In the early days of the web, sites were largely text based. Crawling onto the web was an exercise in reading one glowing page of text after another and marveling at how, by clicking on certain highlighted words, you could find additional information on another glowing page of text located on the other side of the world. Things are different now. Today it is possible to navigate entire sites by reading no more than a handful of words. Users have grown accustomed to rich and varied content with images as the currency of navigation.

But when users cannot see these images, navigation is far more difficult; the site may be totally inaccessible. Back when web pages were all text, screen reading programs for the visually impaired could get to the information just about as easily as any other web browser. Now, however, information content is dispersed among words, pictures, sounds and video. If a screen reader can identify the text, it may read words out of sequence since sentences have been chopped up to improve "page layout." As most seeing users will attest, good layout makes for inviting reading. However, as Norman Coombs has stated, "Page layout doesn't mean much to the blind." Accessible content needs to be of higher priority.

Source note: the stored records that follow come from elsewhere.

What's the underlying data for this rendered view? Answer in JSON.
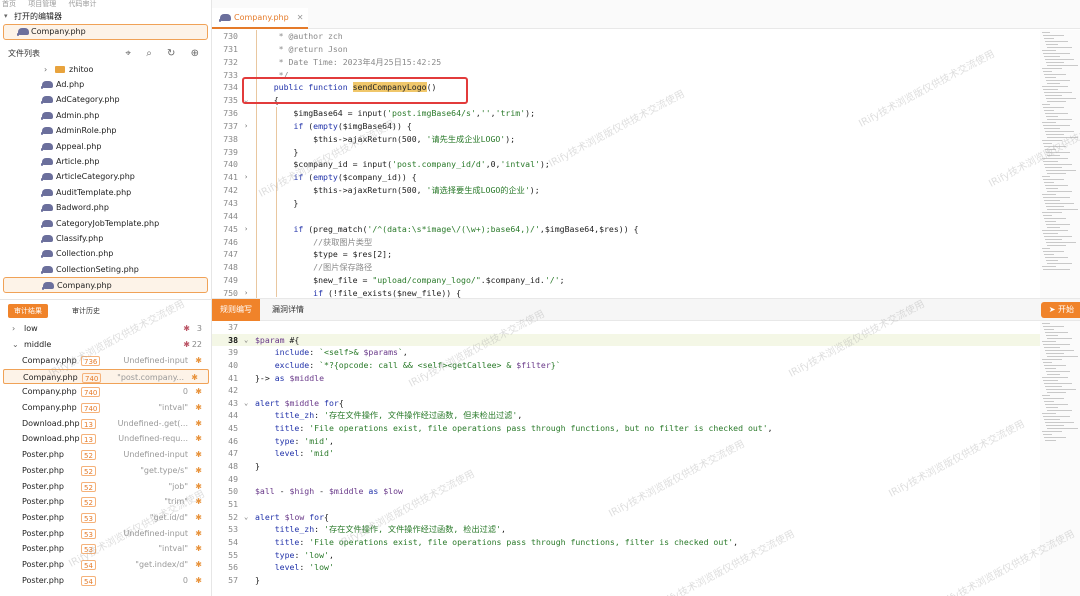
{
  "breadcrumb": [
    "首页",
    "项目管理",
    "代码审计"
  ],
  "open_editors": {
    "title": "打开的编辑器",
    "file": "Company.php"
  },
  "files": {
    "title": "文件列表",
    "folder": "zhitoo",
    "items": [
      "Ad.php",
      "AdCategory.php",
      "Admin.php",
      "AdminRole.php",
      "Appeal.php",
      "Article.php",
      "ArticleCategory.php",
      "AuditTemplate.php",
      "Badword.php",
      "CategoryJobTemplate.php",
      "Classify.php",
      "Collection.php",
      "CollectionSeting.php",
      "Company.php"
    ]
  },
  "result_tabs": {
    "active": "审计结果",
    "other": "审计历史"
  },
  "groups": {
    "low": {
      "label": "low",
      "count": "3"
    },
    "middle": {
      "label": "middle",
      "count": "22"
    }
  },
  "results": [
    {
      "file": "Company.php",
      "line": "736",
      "value": "Undefined-input"
    },
    {
      "file": "Company.php",
      "line": "740",
      "value": "\"post.company..."
    },
    {
      "file": "Company.php",
      "line": "740",
      "value": "0"
    },
    {
      "file": "Company.php",
      "line": "740",
      "value": "\"intval\""
    },
    {
      "file": "Download.php",
      "line": "13",
      "value": "Undefined-.get(..."
    },
    {
      "file": "Download.php",
      "line": "13",
      "value": "Undefined-requ..."
    },
    {
      "file": "Poster.php",
      "line": "52",
      "value": "Undefined-input"
    },
    {
      "file": "Poster.php",
      "line": "52",
      "value": "\"get.type/s\""
    },
    {
      "file": "Poster.php",
      "line": "52",
      "value": "\"job\""
    },
    {
      "file": "Poster.php",
      "line": "52",
      "value": "\"trim\""
    },
    {
      "file": "Poster.php",
      "line": "53",
      "value": "\"get.id/d\""
    },
    {
      "file": "Poster.php",
      "line": "53",
      "value": "Undefined-input"
    },
    {
      "file": "Poster.php",
      "line": "53",
      "value": "\"intval\""
    },
    {
      "file": "Poster.php",
      "line": "54",
      "value": "\"get.index/d\""
    },
    {
      "file": "Poster.php",
      "line": "54",
      "value": "0"
    }
  ],
  "editor_tab": "Company.php",
  "code": [
    {
      "n": "730",
      "t": "     * @author zch"
    },
    {
      "n": "731",
      "t": "     * @return Json"
    },
    {
      "n": "732",
      "t": "     * Date Time: 2023年4月25日15:42:25"
    },
    {
      "n": "733",
      "t": "     */"
    },
    {
      "n": "734",
      "t": "    public function sendCompanyLogo()"
    },
    {
      "n": "735",
      "t": "    {"
    },
    {
      "n": "736",
      "t": "        $imgBase64 = input('post.imgBase64/s','','trim');"
    },
    {
      "n": "737",
      "t": "        if (empty($imgBase64)) {"
    },
    {
      "n": "738",
      "t": "            $this->ajaxReturn(500, '请先生成企业LOGO');"
    },
    {
      "n": "739",
      "t": "        }"
    },
    {
      "n": "740",
      "t": "        $company_id = input('post.company_id/d',0,'intval');"
    },
    {
      "n": "741",
      "t": "        if (empty($company_id)) {"
    },
    {
      "n": "742",
      "t": "            $this->ajaxReturn(500, '请选择要生成LOGO的企业');"
    },
    {
      "n": "743",
      "t": "        }"
    },
    {
      "n": "744",
      "t": ""
    },
    {
      "n": "745",
      "t": "        if (preg_match('/^(data:\\s*image\\/(\\w+);base64,)/',$imgBase64,$res)) {"
    },
    {
      "n": "746",
      "t": "            //获取图片类型"
    },
    {
      "n": "747",
      "t": "            $type = $res[2];"
    },
    {
      "n": "748",
      "t": "            //图片保存路径"
    },
    {
      "n": "749",
      "t": "            $new_file = \"upload/company_logo/\".$company_id.'/';"
    },
    {
      "n": "750",
      "t": "            if (!file_exists($new_file)) {"
    }
  ],
  "bottom_tabs": {
    "active": "规则编写",
    "other": "漏洞详情"
  },
  "start_button": "开始",
  "rules": [
    {
      "n": "37",
      "t": ""
    },
    {
      "n": "38",
      "t": "$param #{"
    },
    {
      "n": "39",
      "t": "    include: `<self>& $params`,"
    },
    {
      "n": "40",
      "t": "    exclude: `*?{opcode: call && <self><getCallee> & $filter}`"
    },
    {
      "n": "41",
      "t": "}-> as $middle"
    },
    {
      "n": "42",
      "t": ""
    },
    {
      "n": "43",
      "t": "alert $middle for{"
    },
    {
      "n": "44",
      "t": "    title_zh: '存在文件操作, 文件操作经过函数, 但未检出过滤',"
    },
    {
      "n": "45",
      "t": "    title: 'File operations exist, file operations pass through functions, but no filter is checked out',"
    },
    {
      "n": "46",
      "t": "    type: 'mid',"
    },
    {
      "n": "47",
      "t": "    level: 'mid'"
    },
    {
      "n": "48",
      "t": "}"
    },
    {
      "n": "49",
      "t": ""
    },
    {
      "n": "50",
      "t": "$all - $high - $middle as $low"
    },
    {
      "n": "51",
      "t": ""
    },
    {
      "n": "52",
      "t": "alert $low for{"
    },
    {
      "n": "53",
      "t": "    title_zh: '存在文件操作, 文件操作经过函数, 检出过滤',"
    },
    {
      "n": "54",
      "t": "    title: 'File operations exist, file operations pass through functions, filter is checked out',"
    },
    {
      "n": "55",
      "t": "    type: 'low',"
    },
    {
      "n": "56",
      "t": "    level: 'low'"
    },
    {
      "n": "57",
      "t": "}"
    }
  ],
  "watermark": "IRify技术浏览版仅供技术交流使用",
  "colors": {
    "accent": "#f0832a",
    "highlight_box": "#e23b3b",
    "selection": "#fdf3e8"
  }
}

So how is one to get the content and hopefully the context of information on today's sites? Even if a user has a powerful assistive technology program, namely one that interprets text and page layout to the extent that it stitches words back into sentences, users still miss out on the content in graphics and in video. In order to get around these issues, we need to design web pages with accessibility in mind from the beginning. And all of the content needs to be accessible through multiple channels.

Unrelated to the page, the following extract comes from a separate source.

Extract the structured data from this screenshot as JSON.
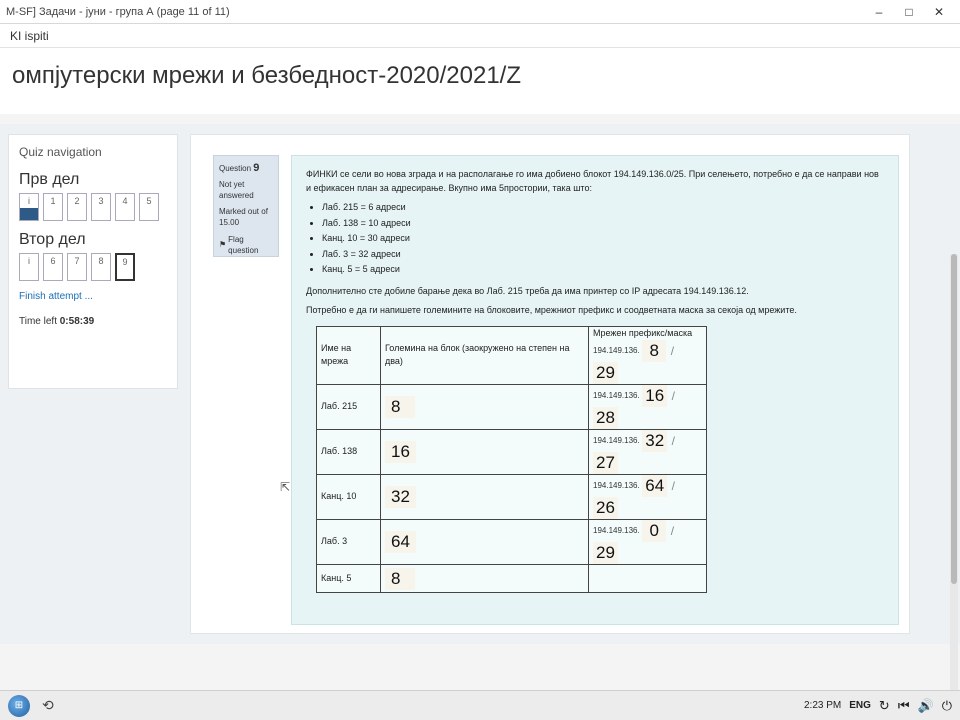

At the very least the content needs to be text-based, and current web page standards have taken this into consideration. When developers place pictures onto a web page, they may be asked for alternate text for these images. This is not where developers name or comment on the picture; this is where they describe what is in the picture. They must imagine they are trying to describe the image to a friend over the phone. This is the amount of detail that needs to be included on a page for each picture used.

Some images merely serve as "eye-candy" performing no other function than to fluff up the visual experience of a page. These images can be labeled with a single space so that a screen reader will not leave a reader wondering what purpose that unlabelled picture served. Developers who choose to include video on a web page find it helpful to have a link to the transcript of the video or even better to a SAP (Secondary Audio Program) that includes DVS (Descriptive Video Services.) A reader describes what is happening on the screen, not just what is said. Imagine describing for a friend over the phone what is happening on a TV show while she is at work and can't watch firsthand. In the world of sports broadcasting, such a description is known as color commentary – yet another vision-centric metaphor for the unseen.

Other disabilities benefit from this duplication of content across multiple channels. A deaf person can still see the video and now can read a narration. And persons with cognitive disabilities, especially those that limit attention span, can watch a video, see the text, and hear the text all at once. Information is presented with multiple channels and these channels increase the ability to concentrate on that information by blocking out other input.  As technology advances, creating multiple files in order to provide multiple channels of presentation is becoming less and less needed.  Already, current technology can read text from the screen and speech recognition technologies promise to reverse this process and make it possible to create text from the spoken word.

By following the idea of universal accommodation for one disability, a web site becomes accessible to a broad range of persons with disabilities.